Internationally, Trump doesn’t fare much better. A recent Pew Survey of political attitudes across 24 countries suggest widespread opposition to the Trump regime. Some 19 of the 24 countries surveyed showed a negative response to Donald’s rule. When asked how confident they were that Trump would generally do the right thing, some 62 percent of all respondents said NO. That included 91 percent of Mexican respondents, 81 percent of the French and 71 percent from our good neighbors to the north. On the other hand, Nigerians loved the Donald. Go figure.

What do these generally negative suggest? First, it is foolhardy to assign significant meaning to specific poll numbers. They fluctuate wildly at times. However, I am once again struck by the stubborn support demonstrated by the MAGA faithful. After all, Biden saw his support fall into the 20s even before his obvious mental decline and during a time when his performance in kickstarting the post-covid economy bordered on the remarkable. Again, there seems to be little correspondence between perception and reality.
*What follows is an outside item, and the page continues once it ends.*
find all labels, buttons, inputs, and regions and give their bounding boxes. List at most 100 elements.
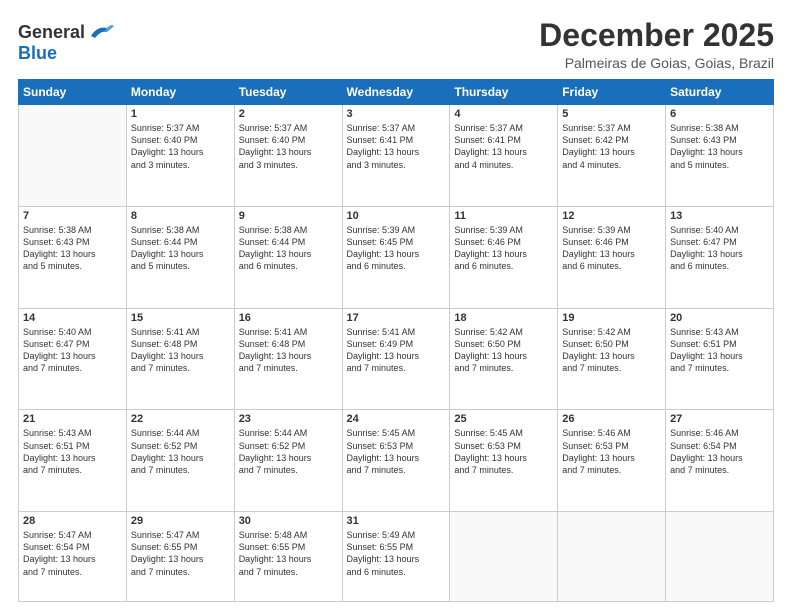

Trump, on the other hand, appears to have this rock solid level of support. He was right when he once noted that he could shoot someone in broad daylight on fifth avenue and his people would still love him. This base looks to him with cult-like adoration. Then again, he has the same core message that was successful for the German Fuhrer … the appeal of Aryan supremacy or, in today’s context, the superiority of white, nativist hegemony. That appeal to extreme tribalism has always had long legs, hate (and sex) have always sold well. Many will sacrifice much merely to look down on someone else.
I never tire of pointing out that Trump’s core support, somewhere in the mid to upper 30ish range, is remarkably close to what Hitler achieved in Germany’s last free elections. And yet, he must be worried. Even elements of his core support are wavering. In rural Wisconsin, for example, an increasing number of farmers who saw him as their savior now face financial ruin because of his trade and deportation policies. Even these cult like supporters might be tempted to jump ship if pushed far enough. Ultimately abandoning him will take a lot.
But here is what worries me. Let’s say that these negative sentiments persist, even deepen (if that is possible). How will the hard right respond? They have come a long way since publication of the Powell strategy document in the 70s, further still since Goldwater’s thrashing in the 1964 Presidential election. They are now so close to absolute power they can taste it. Would they really risk it all in the 2026 mid-terms or the 2028 national election? My guess is not bloody likely.
They know the classic playbook. It is not rocket science. Drum up a false crisis, declare an emergency, isolated and destroy your opposition, and send in the troops. Los Angeles might well be practice session or the start of a real coup. Time will tell. But whenever that time comes, two elements of the drama will be critical. First, will enough Americans respond in opposition, as they did in the early 1940s? Or, on the other hand, will most acquiesce to dictatorial control. Second, will the institutional forces of social control (military, quasi-military, and police) abide by their oaths or will they facilitate the final demise of our democratic experiment. The performance of ICE (wearing masks as they sweep adults and children from your homes, schools, and places of employment) does little to give me hope in that regard.
I used to laugh, well snicker, at people offering doomsday prophecies. We’ve seen everything before and survived, I would say. I no longer dismiss such dark projections about our future. Nope, I no longer do. My one blessing is that I likely won’t last long if the worst comes to pass. But that is a small and tenuous blessing indeed.
One response to “The Vanishing Line in the Sand.”
Attaboy, Tom. Please, scour the ranks of political dwarfs and find one regardless of party who stands a chance of unseating this mistake.